Galectin-1 (Gal1) as a key modulator of intestinal inflammation in the TNBS-induced colitis model: a potential therapeutic application of Gal1

MARIÑO KV.; MAY M; MENDEZ-HUERGO S; MOROSI L; TOSCANO MA; MORALES R; CUTINE AM; RABINOVICH GA; GATTO S; CAGNONI AJ

San Francisco

Simposio; Kenneth Rainin Foundation Innovation Symposium; 2017

Background: Interactions between glycans and endogenous lectins are crucial in the development and resolution of many chronic inflammatory diseases. Galectin-1 (Gal1), a carbohydrate-binding protein, can exert protective immunomodulatory activity in models of inflammatory diseases including an acute TNBS-model of colitis. However, the role of Gal1 and its carbohydrate ligands on the development and resolution of intestinal inflammation is still not well understood. The therapeutic potential of this anti-inflammatory lectin is hampered by its sensitivity to the inflammatory environment, as acidic and oxidative conditions negatively affect its activity.Hypothesis: Could exogenous Gal1 or its tailored designed recombinant Gal1 variants (resistant to acidosis and oxidation), act as immunosuppressive agents to dampen intestinal inflammation?Methods: We evaluated the development of TNBS-induced colitis both in wild-type (WT) animals and in mice devoid of Gal1 (Gal1KO). We also assessed the therapeutic effects of Gal1 and its improved variants, both in vitro and in vivo. In vitro experiments included T-cell proliferation and cytokine production; in vivo, we evaluated disease progression by body weight, changes in immune responses and histopathological scores.Results: Gal1-deficient mice could not recover from experimental colitis, as their WT counterpart.

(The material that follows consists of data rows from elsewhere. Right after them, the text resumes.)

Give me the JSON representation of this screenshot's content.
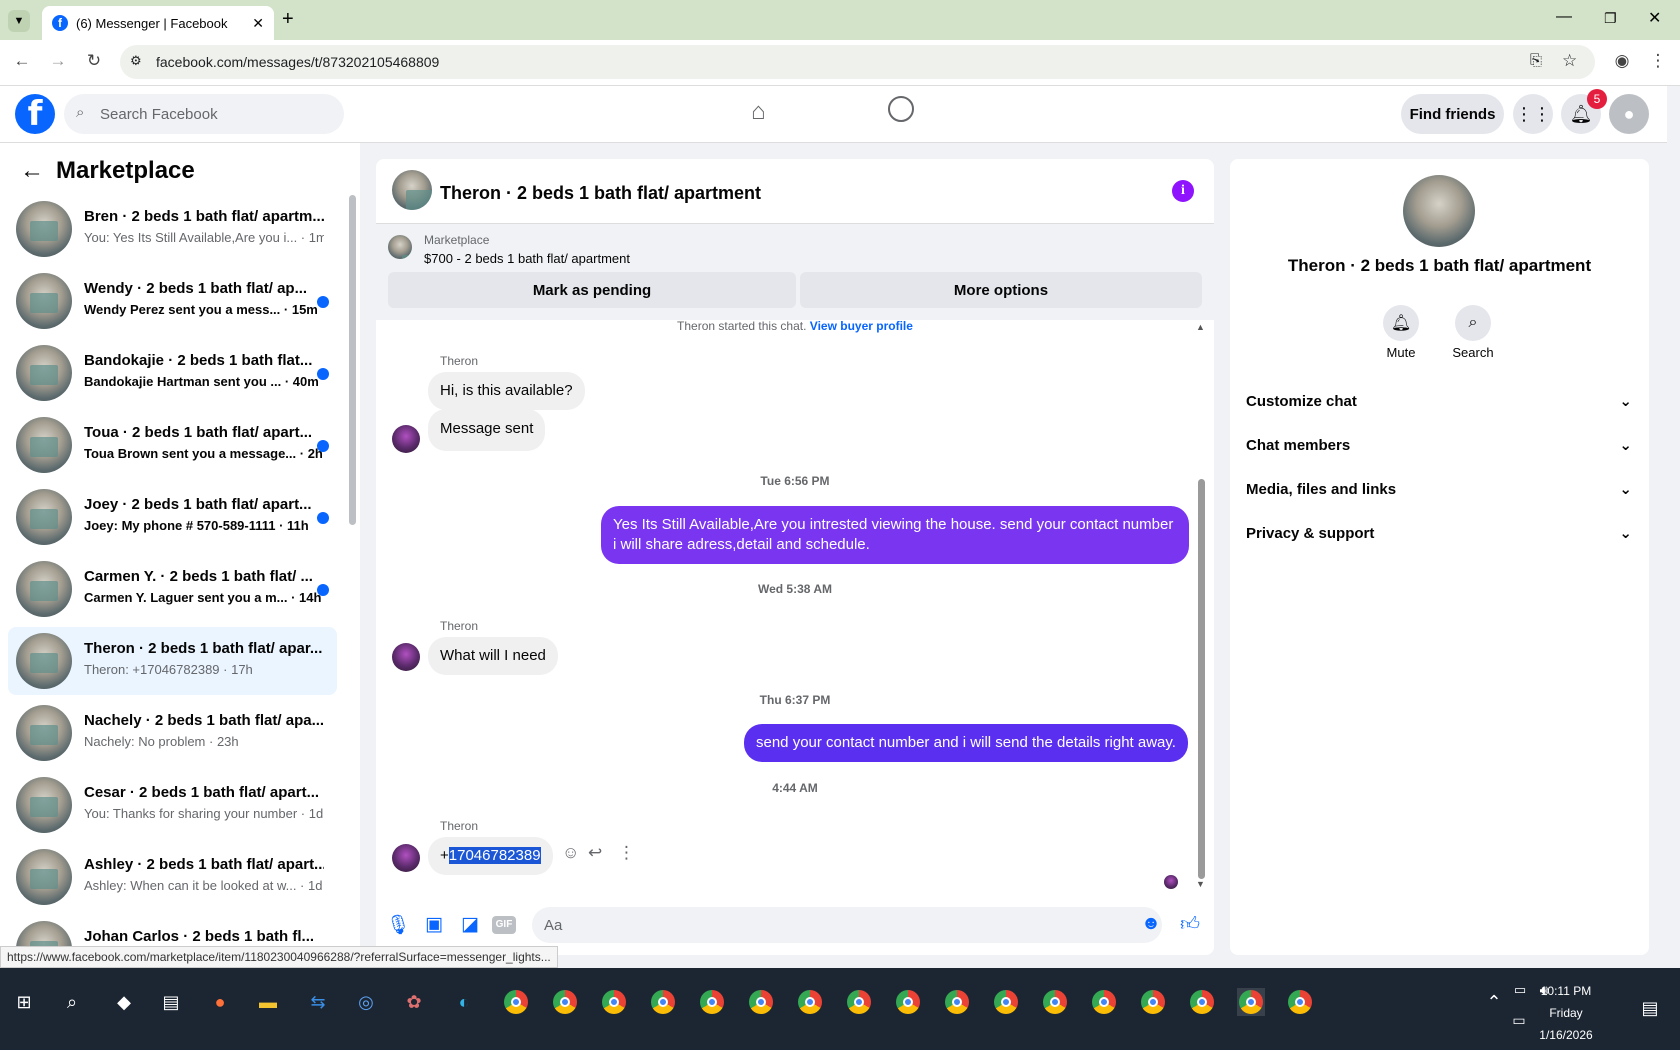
{
  "browser": {
    "tab_title": "(6) Messenger | Facebook",
    "url": "facebook.com/messages/t/873202105468809",
    "status_url": "https://www.facebook.com/marketplace/item/1180230040966288/?referralSurface=messenger_lights..."
  },
  "header": {
    "search_placeholder": "Search Facebook",
    "find_friends": "Find friends",
    "notification_count": "5"
  },
  "sidebar": {
    "title": "Marketplace",
    "conversations": [
      {
        "title": "Bren · 2 beds 1 bath flat/ apartm...",
        "subtitle": "You: Yes Its Still Available,Are you i... · 1m",
        "unread": false
      },
      {
        "title": "Wendy · 2 beds 1 bath flat/ ap...",
        "subtitle": "Wendy Perez sent you a mess... · 15m",
        "unread": true
      },
      {
        "title": "Bandokajie · 2 beds 1 bath flat...",
        "subtitle": "Bandokajie Hartman sent you ... · 40m",
        "unread": true
      },
      {
        "title": "Toua · 2 beds 1 bath flat/ apart...",
        "subtitle": "Toua Brown sent you a message... · 2h",
        "unread": true
      },
      {
        "title": "Joey · 2 beds 1 bath flat/ apart...",
        "subtitle": "Joey: My phone # 570-589-1111 · 11h",
        "unread": true
      },
      {
        "title": "Carmen Y. · 2 beds 1 bath flat/ ...",
        "subtitle": "Carmen Y. Laguer sent you a m... · 14h",
        "unread": true
      },
      {
        "title": "Theron · 2 beds 1 bath flat/ apar...",
        "subtitle": "Theron: +17046782389 · 17h",
        "unread": false,
        "active": true
      },
      {
        "title": "Nachely · 2 beds 1 bath flat/ apa...",
        "subtitle": "Nachely: No problem · 23h",
        "unread": false
      },
      {
        "title": "Cesar · 2 beds 1 bath flat/ apart...",
        "subtitle": "You: Thanks for sharing your number · 1d",
        "unread": false
      },
      {
        "title": "Ashley · 2 beds 1 bath flat/ apart...",
        "subtitle": "Ashley: When can it be looked at w... · 1d",
        "unread": false
      },
      {
        "title": "Johan Carlos · 2 beds 1 bath fl...",
        "subtitle": "",
        "unread": false
      }
    ]
  },
  "chat": {
    "title": "Theron · 2 beds 1 bath flat/ apartment",
    "listing_source": "Marketplace",
    "listing_price_title": "$700 - 2 beds 1 bath flat/ apartment",
    "mark_pending": "Mark as pending",
    "more_options": "More options",
    "started_text": "Theron started this chat.",
    "view_buyer": "View buyer profile",
    "sender_name": "Theron",
    "msg1": "Hi, is this available?",
    "msg2": "Message sent",
    "ts1": "Tue 6:56 PM",
    "msg3": "Yes Its Still Available,Are you intrested viewing the house. send your contact number i will share adress,detail and schedule.",
    "ts2": "Wed 5:38 AM",
    "msg4": "What will I need",
    "ts3": "Thu 6:37 PM",
    "msg5": "send your contact number and i will send the details right away.",
    "ts4": "4:44 AM",
    "msg6_prefix": "+",
    "msg6_selected": "17046782389",
    "composer_placeholder": "Aa",
    "gif_label": "GIF"
  },
  "details": {
    "title": "Theron · 2 beds 1 bath flat/ apartment",
    "mute": "Mute",
    "search": "Search",
    "rows": [
      "Customize chat",
      "Chat members",
      "Media, files and links",
      "Privacy & support"
    ]
  },
  "taskbar": {
    "time": "10:11 PM",
    "day": "Friday",
    "date": "1/16/2026"
  },
  "colors": {
    "accent": "#0866ff",
    "outgoing": "#7a35f0",
    "notif": "#e41e3f"
  }
}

Moreover, prophylactic Gal1 administration partially rescued KO animals, alleviating the disease symptoms. WT mice presented a TH17-biased response in colon, while Gal1KO mice failed to switch from a TH1 to a TH17 response. Tailored-designed Gal1 variants showed uncoupled immunomodulatory activity. Decoupling of biological functions in Gal1 variants resulted in a more efficient therapeutic Gal1 effect in the TNBS experimental model of colitis.Conclusions: An alteration in Gal-1-glycan interactions impairs resolution of intestinal inflammation. Rational design resulted in Gal1 variants that could be used to selectively dampen intestinal inflammation.Impact on our knowledge of IBD: Galectin-1 has a key role in maintaining mucosal homeostasis, as demonstrated in the TNBS-model. Decoupling of biological functions in Gal1 variants could result in specific therapeutic application of these variants at different stages of disease.